Making his directorial debut, Gregory Plotkin strictly adheres to the found footage format that has come to define the Paranormal Activity series, though the many credited writers (screenplay by Jason Pagan, Andrew Deutschman, Adam Robitel, and Gavin Heffernan based on a story by Pagan, Deutschman, and Brantley Aufill) thankfully avoid inserting lines to explain why people are filming at any given time instead of running for their lives. Once again, cameras remain static as the house is surveilled by a concerned parent – there’s nothing really interesting or inherently cinematic in this approach – or the cameras flail wildly as the ghosts wreak havoc upon the poor residents of the accursed house. Amazingly, however, Paranormal Activity: The Ghost Dimension makes great use of its 3D gimmickry as specters and household objects suddenly fly towards the screen as the music screeches. It’s not great horror, but it’s an entertaining little jolt. Even to praise the 3D of The Ghost Dimension is also to be forced to admit that you can remove your 3D glasses for approximately 70% of the film’s brief running time.
It’s hard to praise actors in a found footage film because they’re often out of frame while reciting wretched dialogue explaining what would be seeing in a normal movie.

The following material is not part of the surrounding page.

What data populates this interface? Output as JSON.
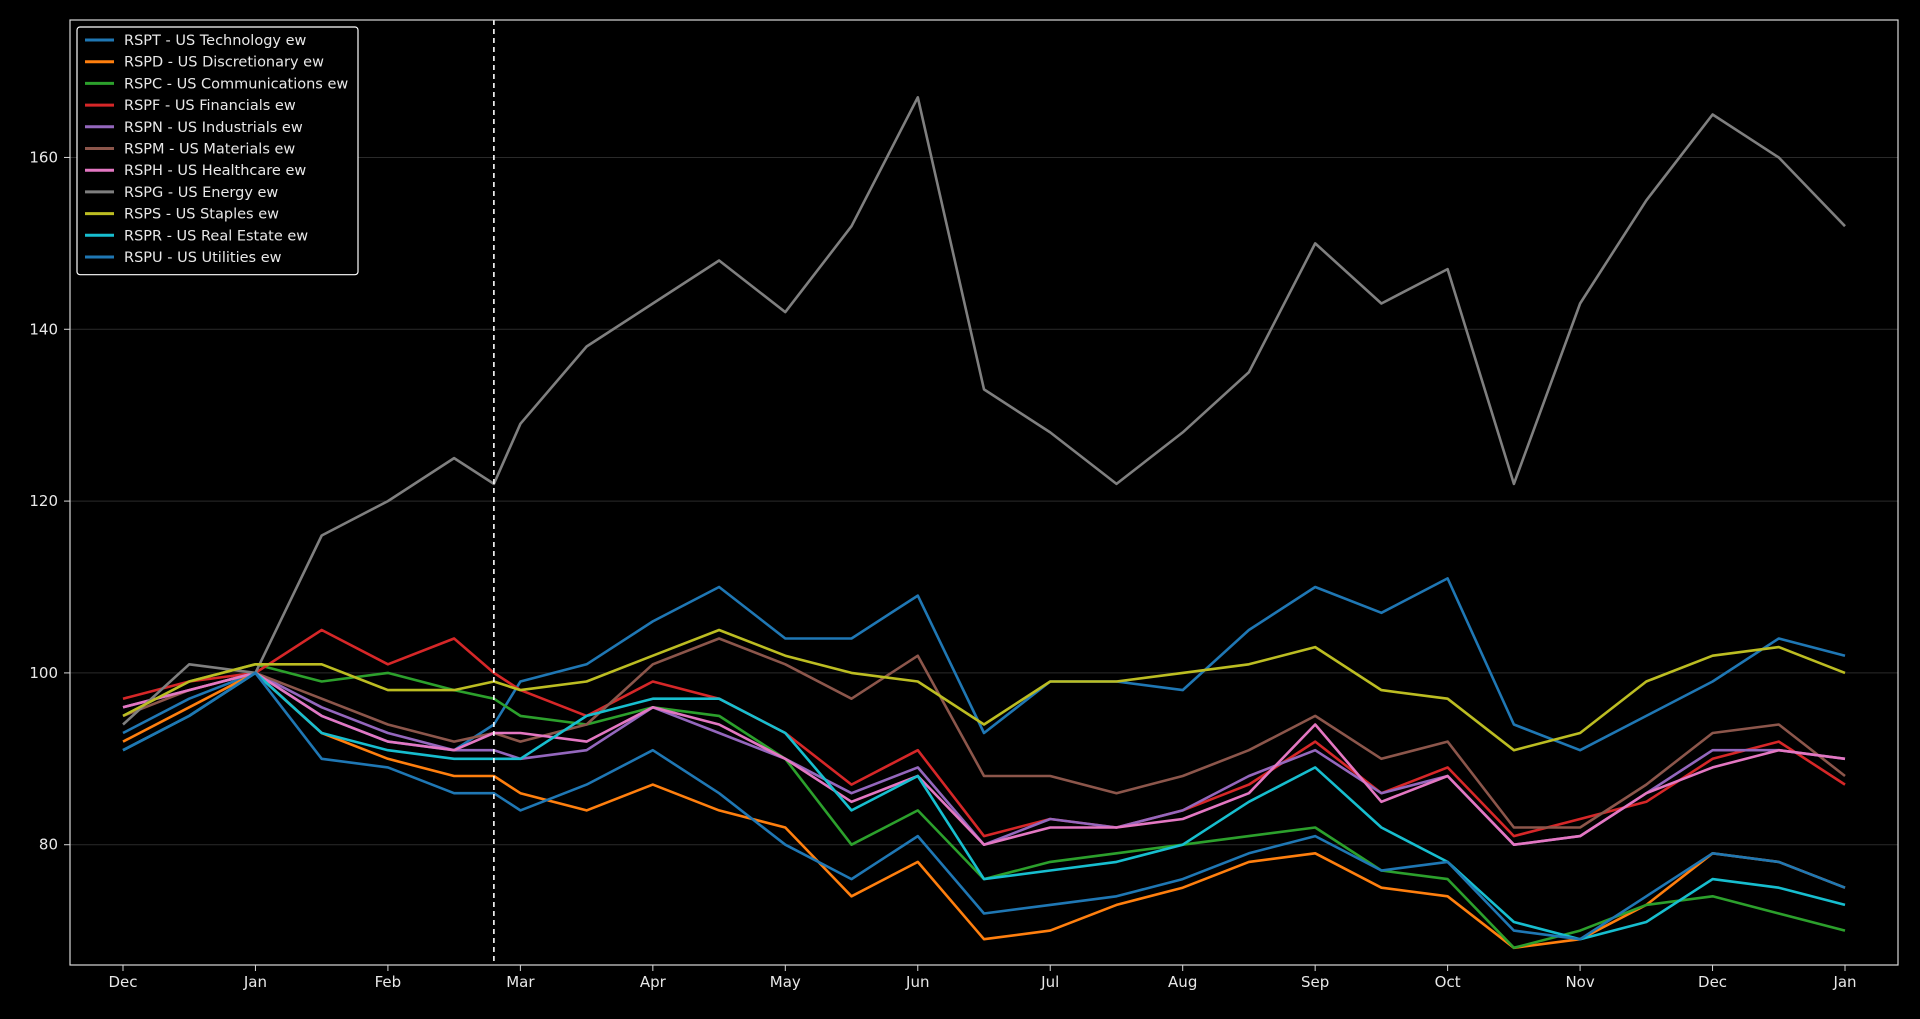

None of the actors in The Ghost Dimension embarrass themselves, but the genre confines still dictate that nobody can really stand out too much – Dan Gill could’ve been that standout yet much of his dynamic comedy relief is delivered as a disembodied voice offscreen. I didn’t want to reach across the screen and personally kill any of these characters, so in that one regard it’s definitely a standout from its found footage peers. But their variations on saying “What the fuck?” get tiresome after awhile.
If the marketing for the film were to be believed (and it seldom should), The Ghost Dimension would reveal some new aspects to the Paranormal Activity mythology and take audiences to a place they’ve never been before. This is, at best, a half-truth and the greatest flaw of the film. The story teased of a Satanic cult is much more interesting than another middle class suburban family grappling with the unknown. Throughout the film I wanted more and more information about the nefarious plans and past deeds of these strange past tormentors yet was consistently confronted with conformity. The Ghost Dimension is a film that would’ve played best outside the found footage genre while still employing it. Alas, that’s not this movie.
As someone with no particular affinity for found footage or 3D movies, let alone them combined, Paranormal Activity: The Ghost Dimension left me mildly entertained, a Herculean feat for a found footage movie. If you’re not a fan of the Paranormal Activity movies, there’s nothing in The Ghost Dimension for you. For those who are fans, The Ghost Dimension is a more than adequate closing out for one of horror’s most recent iconic franchises.